Six-day boating cruise along Ontario's scenic Trent-Severn Waterway: "Cost of fuel for the 100-mile cruise? Zero. Amount of air and water pollution? Zero. Number of stares from other boaters? Countless." Monte Gisborne is a mechanical engineer who built The Loon, a solar-powered pontoon boat. "A guy with a 45-foot powerboat said his fuel costs were $5 a mile. I can do 10 miles a day for free with the sun [and 30 to 40 miles with batteries]," Gisborne said.
Their eight-seat pontoon boat called The Loon is solar-electric. On overcast days, eight 6-volt batteries kept them clipping along all day at 5 knots (6 mph). At night, The Loon was plugged into standard electrical outlets at local marinas to recharge its batteries. [...]

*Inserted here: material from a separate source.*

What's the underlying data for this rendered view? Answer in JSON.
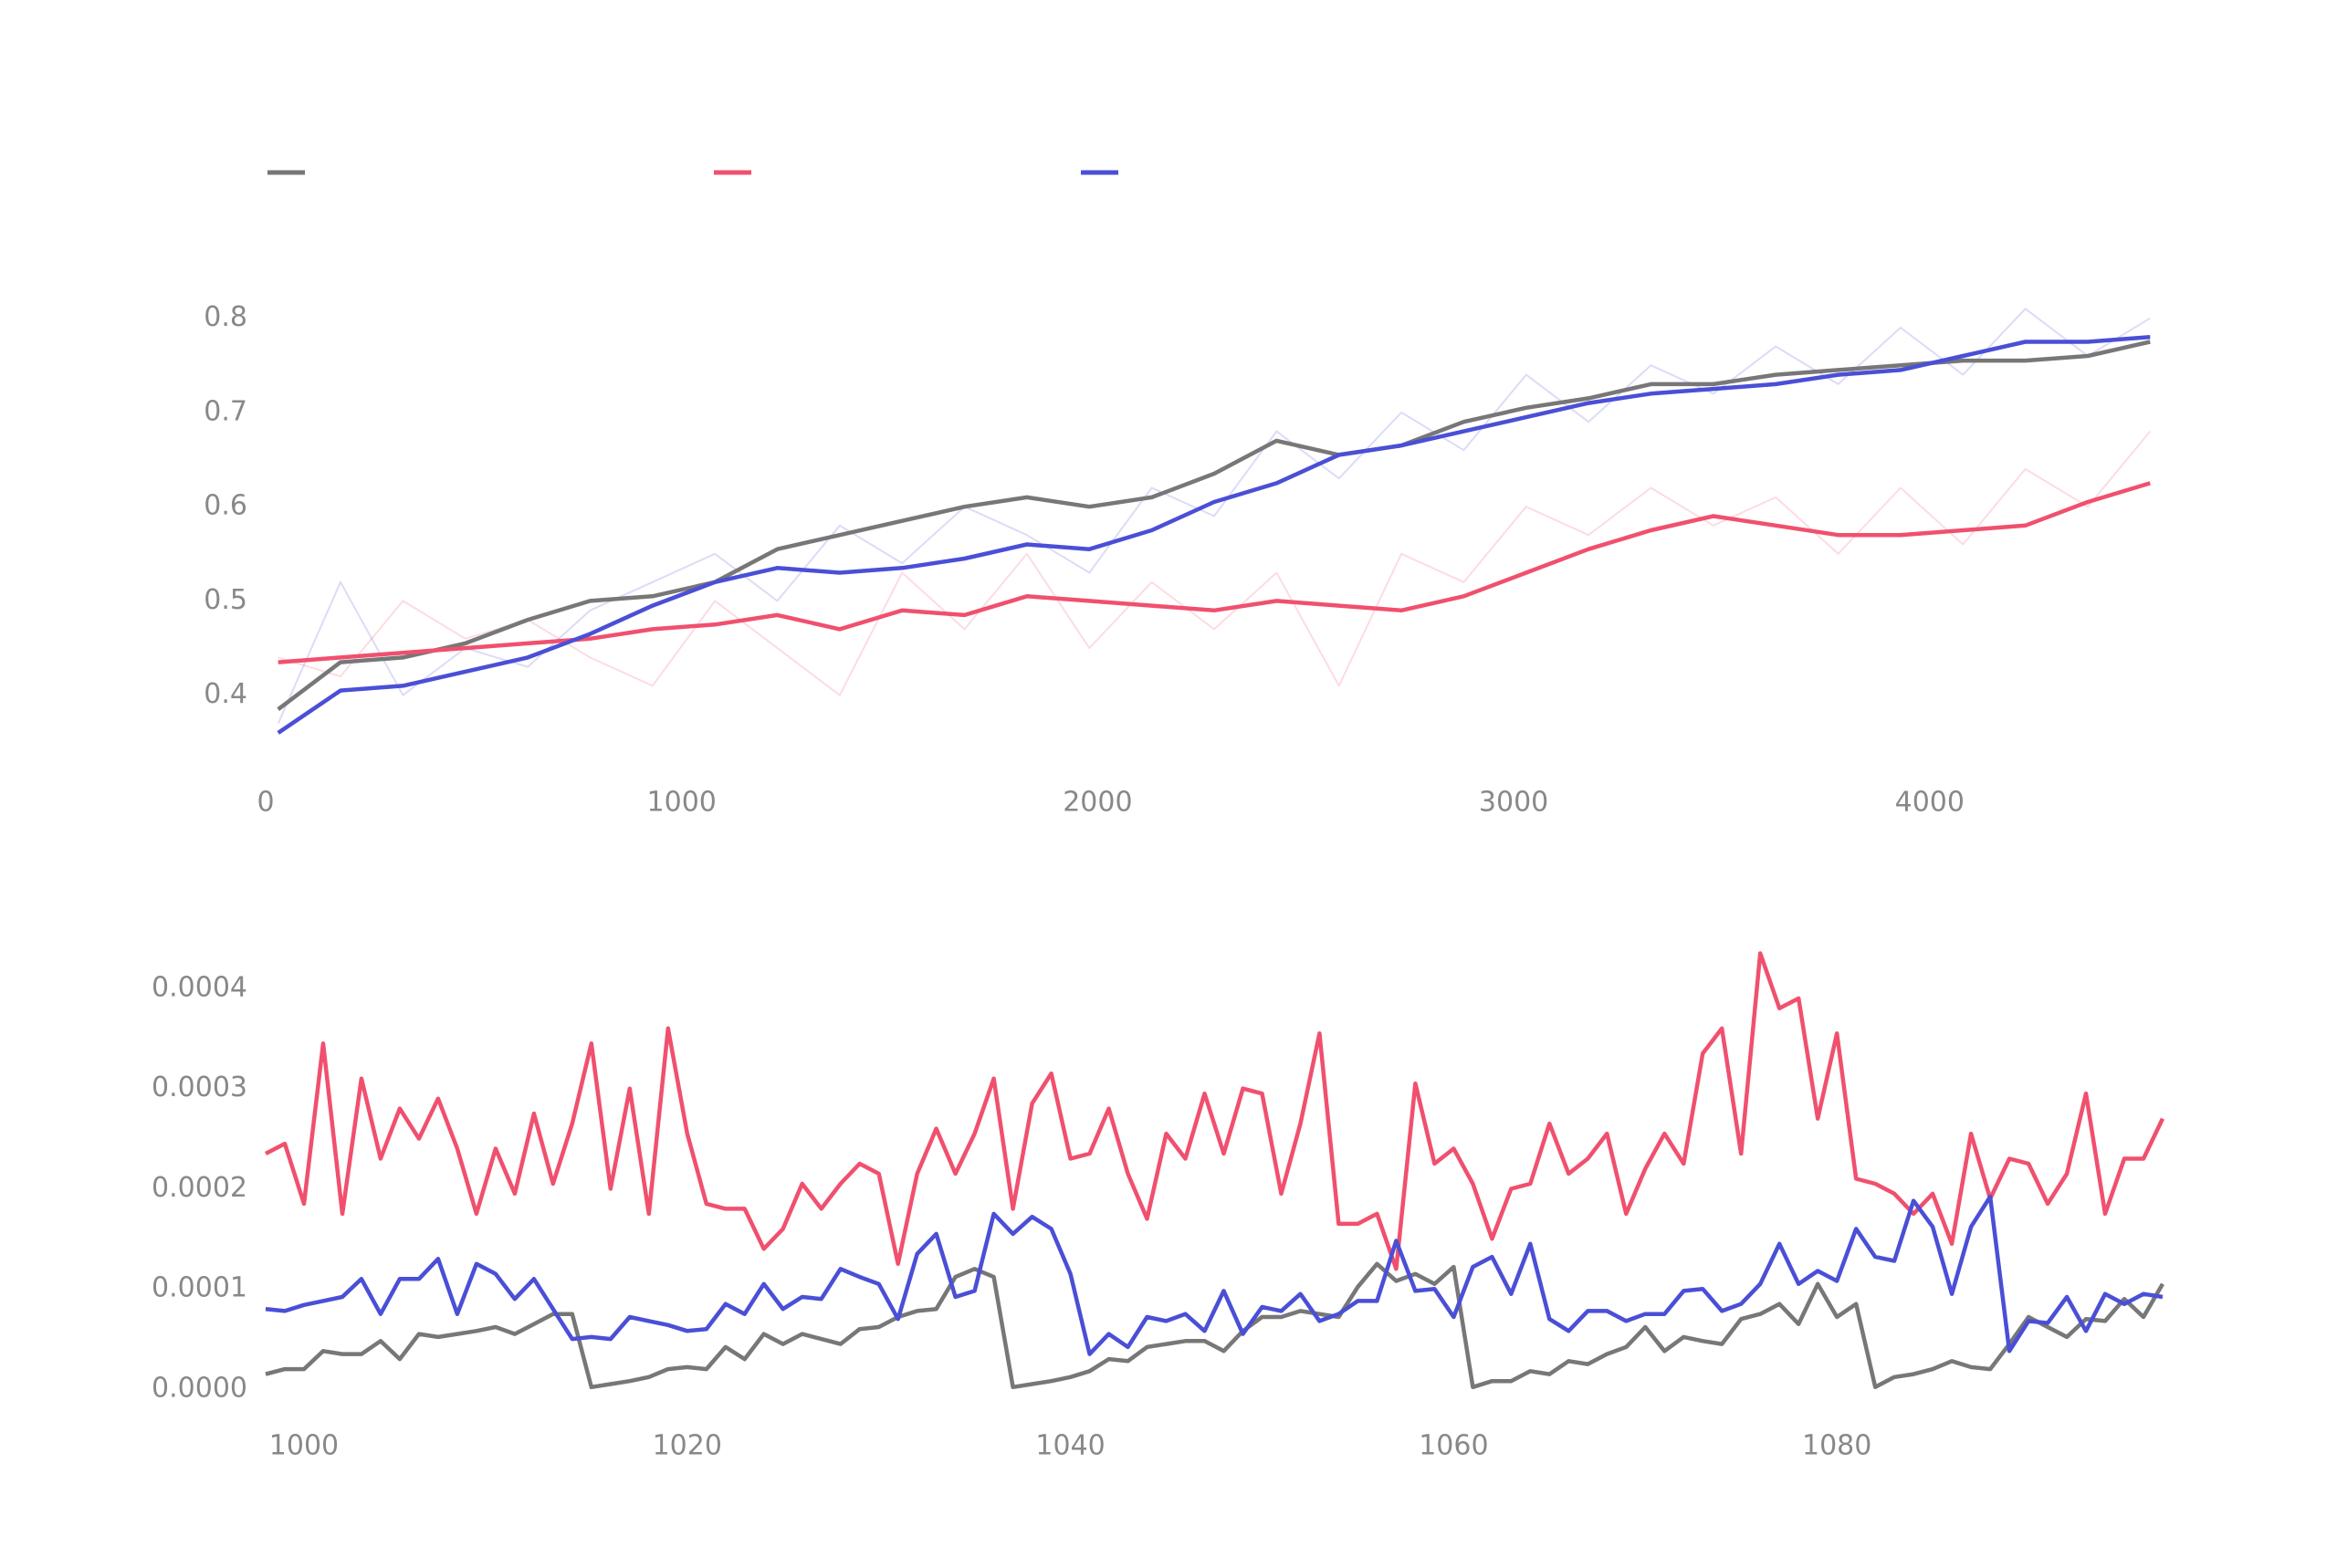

According to Gisborne, the cost to recharge the batteries is about 1 to 2 cents a mile. On a full charge, the boat travels 30 to 40 miles before it needs recharging.
Gisborne's an electro-geek: He rides a self-built electric snowmobile dubbed the Sk-E-Doo in the winter and an electric lawn tractor in the summer.
He's converted all manner of cars, trucks and scooters to electric. He would love to be in the electric-car business but the red tape and other barriers made it seem impossible
The Loon is 20 feet long and is topped by a custom 738 watt solar panel. Since most recreational boating is done when the weather is nice, solar power is particularly well adapted to the task.
"All things being equal, and to avoid being around a stinky motor, most people would choose a green alternative like this," said Brad Collins of The American Solar Energy Society.